To set the stage for your buying journey, make sure you have a qualified guide to lead your buying team through organizational requirements, vetting and qualifying, and the complex behavioral science maze of the numerous stakeholders chosen for your buying committee.

Next, here are (10) initial questions to strip down your vendor list and clear away common obstacles for stakeholder personas throughout the organization:

1. Does the software provide a full end-to-end solution to execute and manage the entire workflow process for the departmental / division / organizational application?

2. Will the software have long-term application for your operations, despite workplace and technology advancements, and what is the partner’s roadmap for ongoing development and investment?
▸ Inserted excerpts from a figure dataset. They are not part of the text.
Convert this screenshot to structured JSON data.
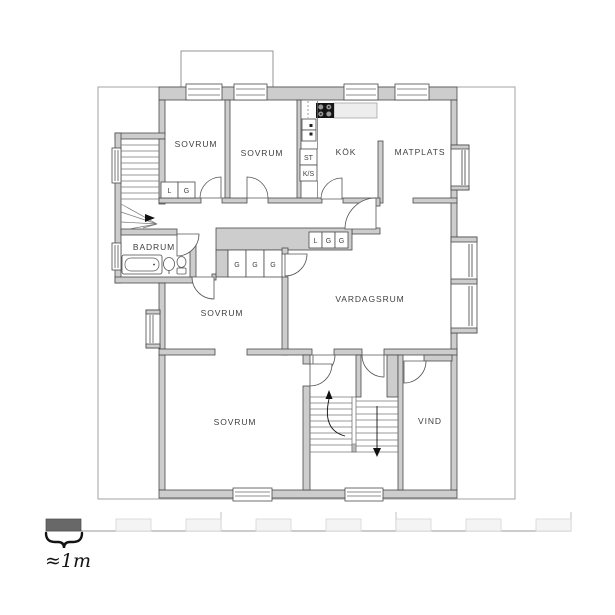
{
  "plan": {
    "rooms": {
      "sovrum_nw": {
        "label": "SOVRUM"
      },
      "sovrum_n": {
        "label": "SOVRUM"
      },
      "kok": {
        "label": "KÖK"
      },
      "matplats": {
        "label": "MATPLATS"
      },
      "badrum": {
        "label": "BADRUM"
      },
      "sovrum_mid": {
        "label": "SOVRUM"
      },
      "vardagsrum": {
        "label": "VARDAGSRUM"
      },
      "sovrum_s": {
        "label": "SOVRUM"
      },
      "vind": {
        "label": "VIND"
      }
    },
    "closets": {
      "nw_l": "L",
      "nw_g": "G",
      "st": "ST",
      "ks": "K/S",
      "hall_l": "L",
      "hall_g1": "G",
      "hall_g2": "G",
      "mid_g1": "G",
      "mid_g2": "G",
      "mid_g3": "G"
    },
    "colors": {
      "wall_fill": "#cdcdcd",
      "wall_stroke": "#4a4a4a",
      "boundary": "#a3a3a3",
      "counter": "#ededed",
      "stove": "#151515"
    }
  },
  "scale_bar": {
    "label": "≈1m",
    "dark_color": "#686868",
    "light_color": "#f4f4f4"
  }
}
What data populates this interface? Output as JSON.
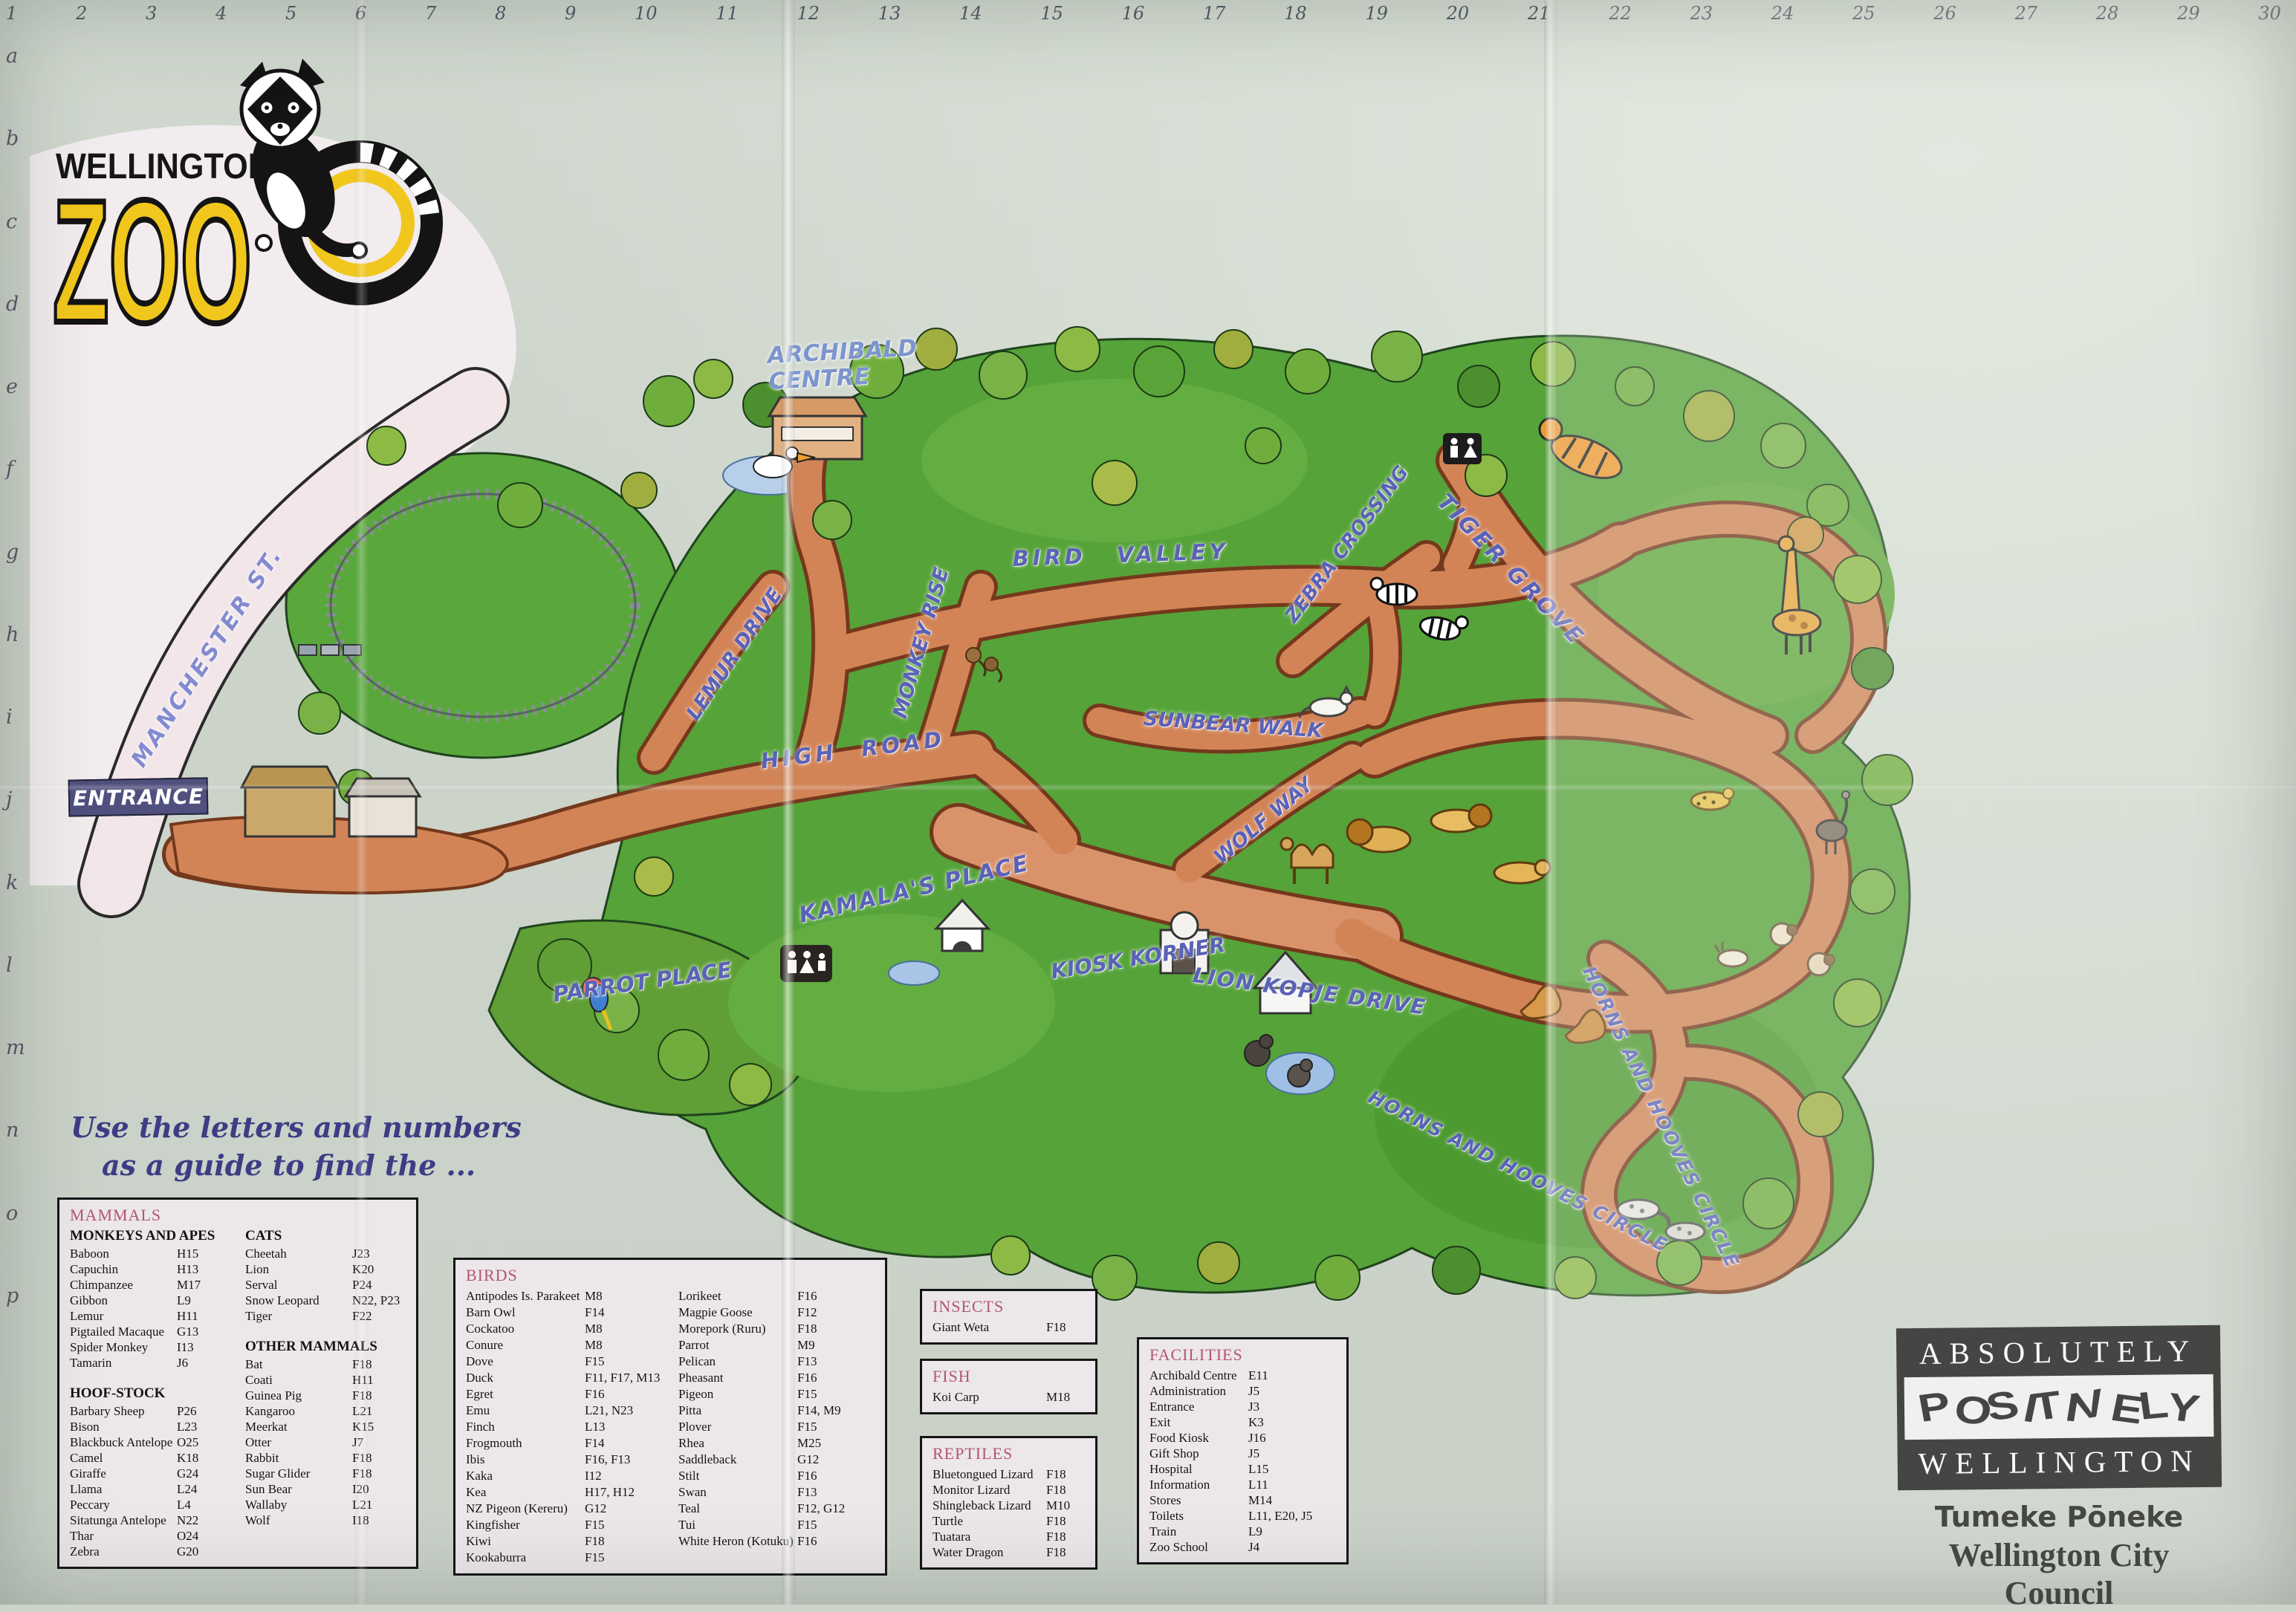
{
  "grid": {
    "numbers": [
      "1",
      "2",
      "3",
      "4",
      "5",
      "6",
      "7",
      "8",
      "9",
      "10",
      "11",
      "12",
      "13",
      "14",
      "15",
      "16",
      "17",
      "18",
      "19",
      "20",
      "21",
      "22",
      "23",
      "24",
      "25",
      "26",
      "27",
      "28",
      "29",
      "30"
    ],
    "letters": [
      "a",
      "b",
      "c",
      "d",
      "e",
      "f",
      "g",
      "h",
      "i",
      "j",
      "k",
      "l",
      "m",
      "n",
      "o",
      "p"
    ]
  },
  "logo": {
    "city": "WELLINGTON",
    "zoo": "ZOO"
  },
  "instructions": {
    "line1": "Use the letters and numbers",
    "line2": "as a guide to find the ..."
  },
  "map": {
    "entrance_sign": "ENTRANCE",
    "labels": {
      "manchester": "MANCHESTER ST.",
      "archibald": "ARCHIBALD CENTRE",
      "bird_valley": "BIRD VALLEY",
      "monkey_rise": "MONKEY RISE",
      "lemur_drive": "LEMUR DRIVE",
      "high_road": "HIGH ROAD",
      "kamalas_place": "KAMALA'S PLACE",
      "parrot_place": "PARROT PLACE",
      "kiosk_korner": "KIOSK KORNER",
      "sunbear_walk": "SUNBEAR WALK",
      "wolf_way": "WOLF WAY",
      "zebra_crossing": "ZEBRA CROSSING",
      "tiger_grove": "TIGER GROVE",
      "lion_kopje_drive": "LION KOPJE DRIVE",
      "horns_hooves_1": "HORNS AND HOOVES CIRCLE",
      "horns_hooves_2": "HORNS AND HOOVES CIRCLE"
    }
  },
  "legend": {
    "mammals": {
      "title": "MAMMALS",
      "monkeys_heading": "MONKEYS AND APES",
      "monkeys": [
        [
          "Baboon",
          "H15"
        ],
        [
          "Capuchin",
          "H13"
        ],
        [
          "Chimpanzee",
          "M17"
        ],
        [
          "Gibbon",
          "L9"
        ],
        [
          "Lemur",
          "H11"
        ],
        [
          "Pigtailed Macaque",
          "G13"
        ],
        [
          "Spider Monkey",
          "I13"
        ],
        [
          "Tamarin",
          "J6"
        ]
      ],
      "hoof_heading": "HOOF-STOCK",
      "hoof": [
        [
          "Barbary Sheep",
          "P26"
        ],
        [
          "Bison",
          "L23"
        ],
        [
          "Blackbuck Antelope",
          "O25"
        ],
        [
          "Camel",
          "K18"
        ],
        [
          "Giraffe",
          "G24"
        ],
        [
          "Llama",
          "L24"
        ],
        [
          "Peccary",
          "L4"
        ],
        [
          "Sitatunga Antelope",
          "N22"
        ],
        [
          "Thar",
          "O24"
        ],
        [
          "Zebra",
          "G20"
        ]
      ],
      "cats_heading": "CATS",
      "cats": [
        [
          "Cheetah",
          "J23"
        ],
        [
          "Lion",
          "K20"
        ],
        [
          "Serval",
          "P24"
        ],
        [
          "Snow Leopard",
          "N22, P23"
        ],
        [
          "Tiger",
          "F22"
        ]
      ],
      "other_heading": "OTHER MAMMALS",
      "other": [
        [
          "Bat",
          "F18"
        ],
        [
          "Coati",
          "H11"
        ],
        [
          "Guinea Pig",
          "F18"
        ],
        [
          "Kangaroo",
          "L21"
        ],
        [
          "Meerkat",
          "K15"
        ],
        [
          "Otter",
          "J7"
        ],
        [
          "Rabbit",
          "F18"
        ],
        [
          "Sugar Glider",
          "F18"
        ],
        [
          "Sun Bear",
          "I20"
        ],
        [
          "Wallaby",
          "L21"
        ],
        [
          "Wolf",
          "I18"
        ]
      ]
    },
    "birds": {
      "title": "BIRDS",
      "col1": [
        [
          "Antipodes Is. Parakeet",
          "M8"
        ],
        [
          "Barn Owl",
          "F14"
        ],
        [
          "Cockatoo",
          "M8"
        ],
        [
          "Conure",
          "M8"
        ],
        [
          "Dove",
          "F15"
        ],
        [
          "Duck",
          "F11, F17, M13"
        ],
        [
          "Egret",
          "F16"
        ],
        [
          "Emu",
          "L21, N23"
        ],
        [
          "Finch",
          "L13"
        ],
        [
          "Frogmouth",
          "F14"
        ],
        [
          "Ibis",
          "F16, F13"
        ],
        [
          "Kaka",
          "I12"
        ],
        [
          "Kea",
          "H17, H12"
        ],
        [
          "NZ Pigeon (Kereru)",
          "G12"
        ],
        [
          "Kingfisher",
          "F15"
        ],
        [
          "Kiwi",
          "F18"
        ],
        [
          "Kookaburra",
          "F15"
        ]
      ],
      "col2": [
        [
          "Lorikeet",
          "F16"
        ],
        [
          "Magpie Goose",
          "F12"
        ],
        [
          "Morepork (Ruru)",
          "F18"
        ],
        [
          "Parrot",
          "M9"
        ],
        [
          "Pelican",
          "F13"
        ],
        [
          "Pheasant",
          "F16"
        ],
        [
          "Pigeon",
          "F15"
        ],
        [
          "Pitta",
          "F14, M9"
        ],
        [
          "Plover",
          "F15"
        ],
        [
          "Rhea",
          "M25"
        ],
        [
          "Saddleback",
          "G12"
        ],
        [
          "Stilt",
          "F16"
        ],
        [
          "Swan",
          "F13"
        ],
        [
          "Teal",
          "F12, G12"
        ],
        [
          "Tui",
          "F15"
        ],
        [
          "White Heron (Kotuku)",
          "F16"
        ]
      ]
    },
    "insects": {
      "title": "INSECTS",
      "items": [
        [
          "Giant Weta",
          "F18"
        ]
      ]
    },
    "fish": {
      "title": "FISH",
      "items": [
        [
          "Koi Carp",
          "M18"
        ]
      ]
    },
    "reptiles": {
      "title": "REPTILES",
      "items": [
        [
          "Bluetongued Lizard",
          "F18"
        ],
        [
          "Monitor Lizard",
          "F18"
        ],
        [
          "Shingleback Lizard",
          "M10"
        ],
        [
          "Turtle",
          "F18"
        ],
        [
          "Tuatara",
          "F18"
        ],
        [
          "Water Dragon",
          "F18"
        ]
      ]
    },
    "facilities": {
      "title": "FACILITIES",
      "items": [
        [
          "Archibald Centre",
          "E11"
        ],
        [
          "Administration",
          "J5"
        ],
        [
          "Entrance",
          "J3"
        ],
        [
          "Exit",
          "K3"
        ],
        [
          "Food Kiosk",
          "J16"
        ],
        [
          "Gift Shop",
          "J5"
        ],
        [
          "Hospital",
          "L15"
        ],
        [
          "Information",
          "L11"
        ],
        [
          "Stores",
          "M14"
        ],
        [
          "Toilets",
          "L11, E20, J5"
        ],
        [
          "Train",
          "L9"
        ],
        [
          "Zoo School",
          "J4"
        ]
      ]
    }
  },
  "footer": {
    "brand_line1": "ABSOLUTELY",
    "brand_line2": "POSITIVELY",
    "brand_line3": "WELLINGTON",
    "tagline": "Tumeke Pōneke",
    "council": "Wellington City Council"
  }
}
3. Does the software enable users the flexibility to mirror familiar workflows already intuitive to your operations without forcing a new workflow and retraining?

4. Does the potential SaaS partner provide a simulation of the platform’s operation with your workflow or application or environment to validate its efficacy for your company’s specific needs?

5. Do they have case studies that demonstrate a great buyer and user experience with the product, implementation, training for each level of user, and support?

6. Is the platform available in a SaaS model without a cap-ex spend or on-prem hardware?

7. Are ready integrations available for your major systems and apps to offer a low-coding, low development & engineering implementation, especially if you don’t have unlimited internal technology resources?

8. Is data import and configuration relatively simple?

9. Does the simplicity of the solution and the tech partner’s support mitigate the need for IT to acquire additional skillsets to implement or support?

10. Do they publish ample ungated content about their solution to research and evaluate before contacting their sales rep?